Cet article est la traduction de la voix off de la vidéo ci-dessous qui montre et explique des différents étapes de la fabrication artisanale du châle russe en laine de Pavlov Posad.

 Découvrez la fabrication artisanale d’un châle russe

La méthode d’estampage (imprimerie) sur le tissu est connu depuis très longtemps.

Châle russe en laine fine de Pavlov Posad "Cendrillon"

Châle russe en laine fine de Pavlov Posad « Cendrillon »

Les maîtres- artisans transmettaient leur savoir-faire d’une génération à l’autre. Cette technique est également utilisée pour la fabrication des châles russes.

Un quart et ses estampes

Le motif d’un châle est divisé en plusieurs parties. Chaque partie est divisée en fonction de la couleur à appliquer sur le tissu tendu.

 

Le nombre de ces pièces en bois peut aller jusqu’à 60. La largeur d’une pièce ne dépasse jamais un demi-mètre pour faciliter la tenue et assurer la précision du dessin. La pièce en bois (du sapin) est fabriqué de 3 couches du bois.

Pour qu ‘elle ne se déforme pas à l’humidité des peintures, le sens des fibres du bois de la planche centrale est inversé.

 

l'estampage du châle russe de Pavlov Posad par "tsvetki"

l’estampage du châle russe de Pavlov Posad par « tsvetki »

Pour fabriquer le châle d’abord le peintre dessine un quart d’un châle.

Ensuite Il faut sculpter les estampes pour chaque couleur du motif.
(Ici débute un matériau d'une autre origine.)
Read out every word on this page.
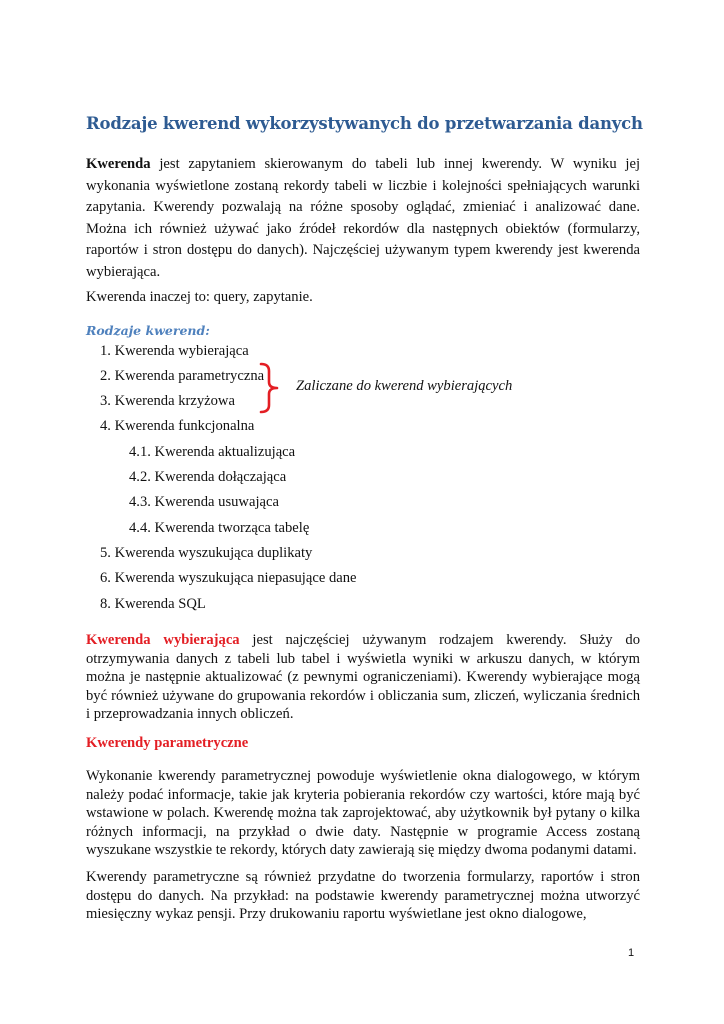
Rodzaje kwerend wykorzystywanych do przetwarzania danych
Kwerenda jest zapytaniem skierowanym do tabeli lub innej kwerendy. W wyniku jej wykonania wyświetlone zostaną rekordy tabeli w liczbie i kolejności spełniających warunki zapytania. Kwerendy pozwalają na różne sposoby oglądać, zmieniać i analizować dane. Można ich również używać jako źródeł rekordów dla następnych obiektów (formularzy, raportów i stron dostępu do danych). Najczęściej używanym typem kwerendy jest kwerenda wybierająca.
Kwerenda inaczej to: query, zapytanie.
Rodzaje kwerend:
1. Kwerenda wybierająca
2. Kwerenda parametryczna
3. Kwerenda krzyżowa
4. Kwerenda funkcjonalna
4.1. Kwerenda aktualizująca
4.2. Kwerenda dołączająca
4.3. Kwerenda usuwająca
4.4. Kwerenda tworząca tabelę
5. Kwerenda wyszukująca duplikaty
6. Kwerenda wyszukująca niepasujące dane
8. Kwerenda SQL
Zaliczane do kwerend wybierających
Kwerenda wybierająca jest najczęściej używanym rodzajem kwerendy. Służy do otrzymywania danych z tabeli lub tabel i wyświetla wyniki w arkuszu danych, w którym można je następnie aktualizować (z pewnymi ograniczeniami). Kwerendy wybierające mogą być również używane do grupowania rekordów i obliczania sum, zliczeń, wyliczania średnich i przeprowadzania innych obliczeń.
Kwerendy parametryczne
Wykonanie kwerendy parametrycznej powoduje wyświetlenie okna dialogowego, w którym należy podać informacje, takie jak kryteria pobierania rekordów czy wartości, które mają być wstawione w polach. Kwerendę można tak zaprojektować, aby użytkownik był pytany o kilka różnych informacji, na przykład o dwie daty. Następnie w programie Access zostaną wyszukane wszystkie te rekordy, których daty zawierają się między dwoma podanymi datami.
Kwerendy parametryczne są również przydatne do tworzenia formularzy, raportów i stron dostępu do danych. Na przykład: na podstawie kwerendy parametrycznej można utworzyć miesięczny wykaz pensji. Przy drukowaniu raportu wyświetlane jest okno dialogowe,
1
La profondeur du dessin sur la planche est 1,5 cm. Il faut pas oublier faire les trous sur la partie opposée de la planche pour que l’artisan puisse tenir aisément la pièce qui s’appelle « tsvetki ».

Pour faire le contour il faut préparer un autre type d’estampage, on les appellera « manera ».

Pour ceci l’artisan brûle avec un aiguille spécial le motif du contour dans un morceau de tilleul.

Ensuite les creux se remplissent avec un mélange liquide de l’étain, de l’antimoine et du plomb en portions égales.

L’artisan monte ces contours en métal sur une planche à l’aide des petits clous. Les pièces pour le contour sont prêtes.

 

Les fantaisies sur le thème des châles russes. www. russkie-platki.ru

Les fantaisies sur le thème des châles russes. www. russkie-platki.ru

L’estampage même s’effectue sur les tables à la taille du futur châle.

La table est couverte de 3 couches de drap.

Tous les cotés de la table doivent être accessibles. Le tissu du futur châle est tendu selon une technique similaire utilisée pour les toiles des peintres.

Les grands bacs avec la peinture sont faits d’une manière intéressante :

En dessous de la toile tendue que l’artisan peint avec une grande brosse il y a un autre bac rempli de peinture.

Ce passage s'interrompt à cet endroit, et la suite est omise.